As I follow the ongoing nuclear events in Japan, I am relieved that we here in Humboldt County dodged a major bullet. We once had used nuclear fuel from our tiny shut-down reactor stored in a fuel pool which could have ruptured with "the big one," a tsunami, a terrorist attack, or just plain human error. Loss of cooling water would have exposed us to the same dilemma facing the workers and residents at Fukushima today.
Two years ago, PG&E spent $64 million out of the $500+ million decommissioning fund to put the 150 tons of spent fuel into 5 heavy duty lead/concrete canisters. These casks are now firmly secure in a concrete vault on site. They won't tip over or roll around in a big earthquake; they won't be affected by a huge tsunami since they are stored below ground level. If anything should happen within their lifetime, they are constantly guarded, monitored, and readily accessible for repair, modification, etc. It's the best storage option for this material until something better comes along.
And yet, I ponder what could have happened here. Suppose the fuel pool had been damaged. What impact would that have had on me? I live about 20 miles from the site. Would I have had to evacuate? Permanently? What would have happened to our population centers within a 50-mile radius? Our gas-fired electric power plants are located on the same site; another local wood-fired generator is just a few miles away. Would these facilities have been shut down and abandoned? What would have happened to beautiful Humboldt Bay? What about the milk and vegetables we produced? What effects would this have had on the lives of all the wonderful people living in Humboldt County?
Well, it didn't happen here. And yet, I am concerned about my fellow Americans in Southern California, New York, and the 30+ locations where nuclear power plants exist in this country. Most of them are still at risk.
The 104 operating nuclear plants in the US, have generated some 78,000 tons of spent fuel - most of it stored in pools. If safety regulations become more stringent, and these rods are mandated to be stored in dry casks, the cost could exceed $50 billion. In 2007, the cost estimate for the Yucca Mountain project, the permanent repository for this waste, was $106+ billion. $13 billion has already spent on excavation and site characterization. Chances are it will never open. If we add in the future costs (about $5 million/yr at Humboldt Bay) of maintaining dry casks all over the US, and eventually delivering them to their ultimate disposal site, could the costs be $200 billion? $300 billion? Half a trillion dollars??? Taxpayers will be paying this bill for a long, long time.

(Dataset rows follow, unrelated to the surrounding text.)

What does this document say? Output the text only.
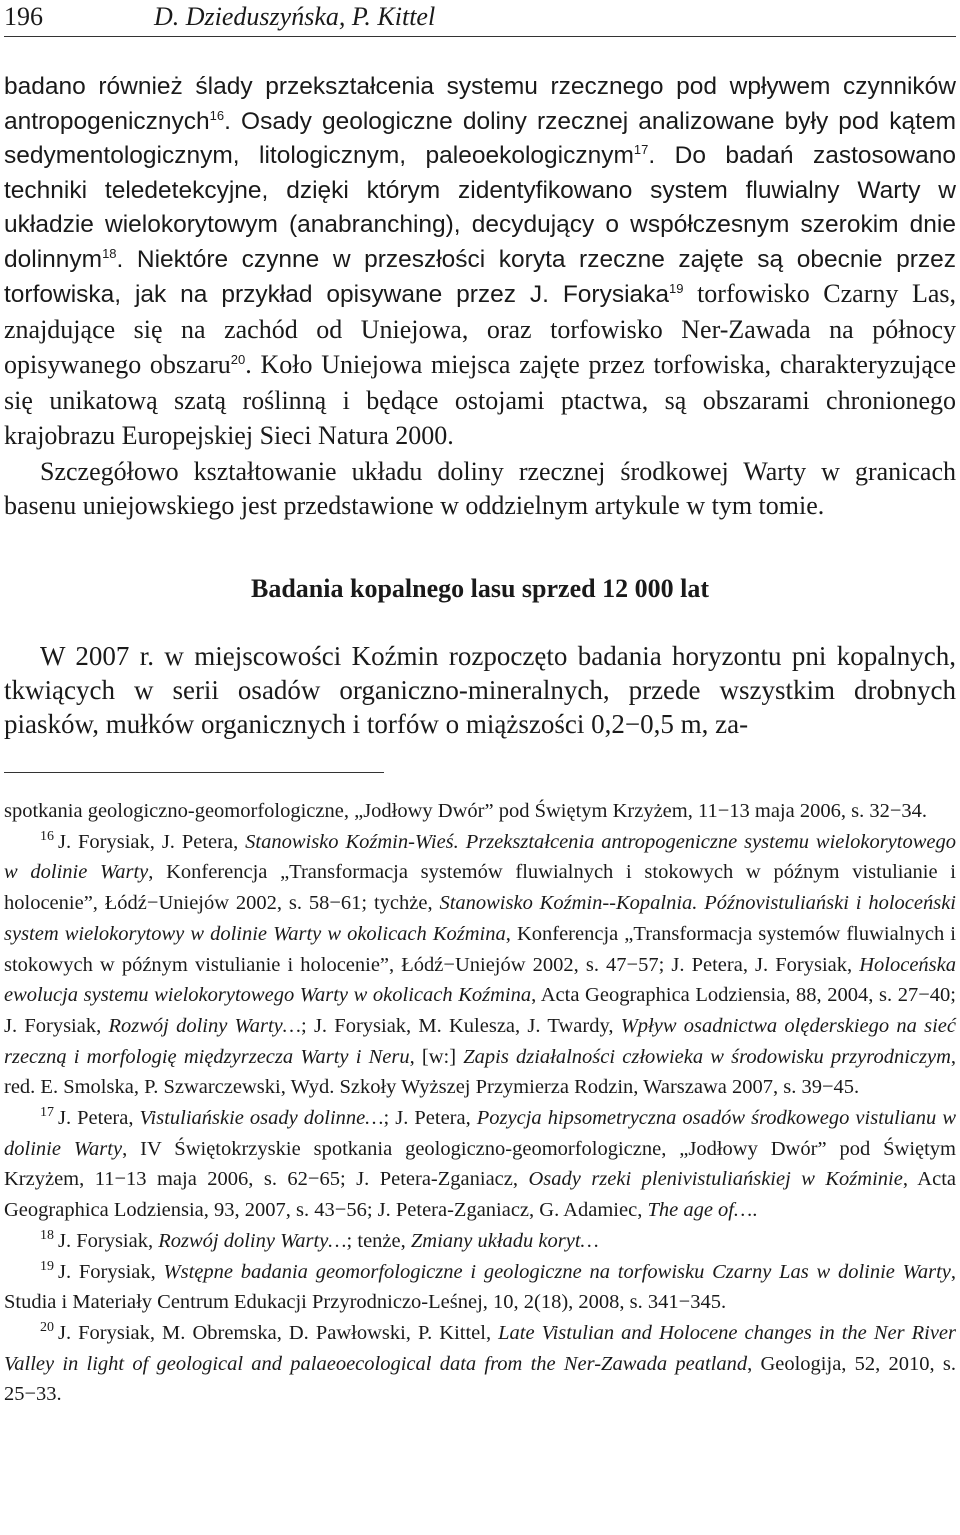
196	D. Dzieduszyńska, P. Kittel

badano również ślady przekształcenia systemu rzecznego pod wpływem czynników antropogenicznych$^{16}$. Osady geologiczne doliny rzecznej analizowane były pod kątem sedymentologicznym, litologicznym, paleoekologicznym$^{17}$. Do badań zastosowano techniki teledetekcyjne, dzięki którym zidentyfikowano system fluwialny Warty w układzie wielokorytowym (anabranching), decydujący o współczesnym szerokim dnie dolinnym$^{18}$. Niektóre czynne w przeszłości koryta rzeczne zajęte są obecnie przez torfowiska, jak na przykład opisywane przez J. Forysiaka$^{19}$ torfowisko Czarny Las, znajdujące się na zachód od Uniejowa, oraz torfowisko Ner-Zawada na północy opisywanego obszaru$^{20}$. Koło Uniejowa miejsca zajęte przez torfowiska, charakteryzujące się unikatową szatą roślinną i będące ostojami ptactwa, są obszarami chronionego krajobrazu Europejskiej Sieci Natura 2000.
Szczegółowo kształtowanie układu doliny rzecznej środkowej Warty w granicach basenu uniejowskiego jest przedstawione w oddzielnym artykule w tym tomie.

Badania kopalnego lasu sprzed 12 000 lat

W 2007 r. w miejscowości Koźmin rozpoczęto badania horyzontu pni kopalnych, tkwiących w serii osadów organiczno-mineralnych, przede wszystkim drobnych piasków, mułków organicznych i torfów o miąższości 0,2−0,5 m, za-

spotkania geologiczno-geomorfologiczne, „Jodłowy Dwór” pod Świętym Krzyżem, 11−13 maja 2006, s. 32−34.

$^{16}$ J. Forysiak, J. Petera, Stanowisko Koźmin-Wieś. Przekształcenia antropogeniczne systemu wielokorytowego w dolinie Warty, Konferencja „Transformacja systemów fluwialnych i stokowych w późnym vistulianie i holocenie”, Łódź−Uniejów 2002, s. 58−61; tychże, Stanowisko Koźmin--Kopalnia. Późnovistuliański i holoceński system wielokorytowy w dolinie Warty w okolicach Koźmina, Konferencja „Transformacja systemów fluwialnych i stokowych w późnym vistulianie i holocenie”, Łódź−Uniejów 2002, s. 47−57; J. Petera, J. Forysiak, Holoceńska ewolucja systemu wielokorytowego Warty w okolicach Koźmina, Acta Geographica Lodziensia, 88, 2004, s. 27−40; J. Forysiak, Rozwój doliny Warty…; J. Forysiak, M. Kulesza, J. Twardy, Wpływ osadnictwa olęderskiego na sieć rzeczną i morfologię międzyrzecza Warty i Neru, [w:] Zapis działalności człowieka w środowisku przyrodniczym, red. E. Smolska, P. Szwarczewski, Wyd. Szkoły Wyższej Przymierza Rodzin, Warszawa 2007, s. 39−45.

$^{17}$ J. Petera, Vistuliańskie osady dolinne…; J. Petera, Pozycja hipsometryczna osadów środkowego vistulianu w dolinie Warty, IV Świętokrzyskie spotkania geologiczno-geomorfologiczne, „Jodłowy Dwór” pod Świętym Krzyżem, 11−13 maja 2006, s. 62−65; J. Petera-Zganiacz, Osady rzeki plenivistuliańskiej w Koźminie, Acta Geographica Lodziensia, 93, 2007, s. 43−56; J. Petera-Zganiacz, G. Adamiec, The age of….

$^{18}$ J. Forysiak, Rozwój doliny Warty…; tenże, Zmiany układu koryt…

$^{19}$ J. Forysiak, Wstępne badania geomorfologiczne i geologiczne na torfowisku Czarny Las w dolinie Warty, Studia i Materiały Centrum Edukacji Przyrodniczo-Leśnej, 10, 2(18), 2008, s. 341−345.

$^{20}$ J. Forysiak, M. Obremska, D. Pawłowski, P. Kittel, Late Vistulian and Holocene changes in the Ner River Valley in light of geological and palaeoecological data from the Ner-Zawada peatland, Geologija, 52, 2010, s. 25−33.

Nuclear power generates 18% of the electricity in the US, about 6% of the total energy we use. This industry could not exist without massive taxpayer subsidies. Even today, utilities can't find investors willing to risk building new reactors. The industry has never been able to find insurance coverage. The Price Anderson Act limits industry liability to $12 billion, a fraction of the costs Japan is facing . You and I have paid, are paying, and will continue to pay for the $500+ million to decommission our small reactor. There are 104 much larger ones to eventually dismantle.
Is this cheap, clean, cost-effective electricity? Hardly! The industry today is mounting a renewed arrogant campaign to mislead the public into believing that nuclear is safe, and our only option. Nukes generate electricity…period. Less than 1% of our oil is used to generate electricity. Building more reactors would do NOTHING to make us less reliant on imported oil. The proposed new generation of nuclear power plants may be safer, but they still face and create the same financial, waste disposal, and ultimate safety and proliferation problems.
Hopefully, in these tough economic and political times, government-subsidized nuclear power will finally meet its demise. The potential for a sustainable RENEWABLE energy economy is enormous. The best part is that the fuel is free. We just need the political will to harvest it.
It's a new day, and here comes the SUN!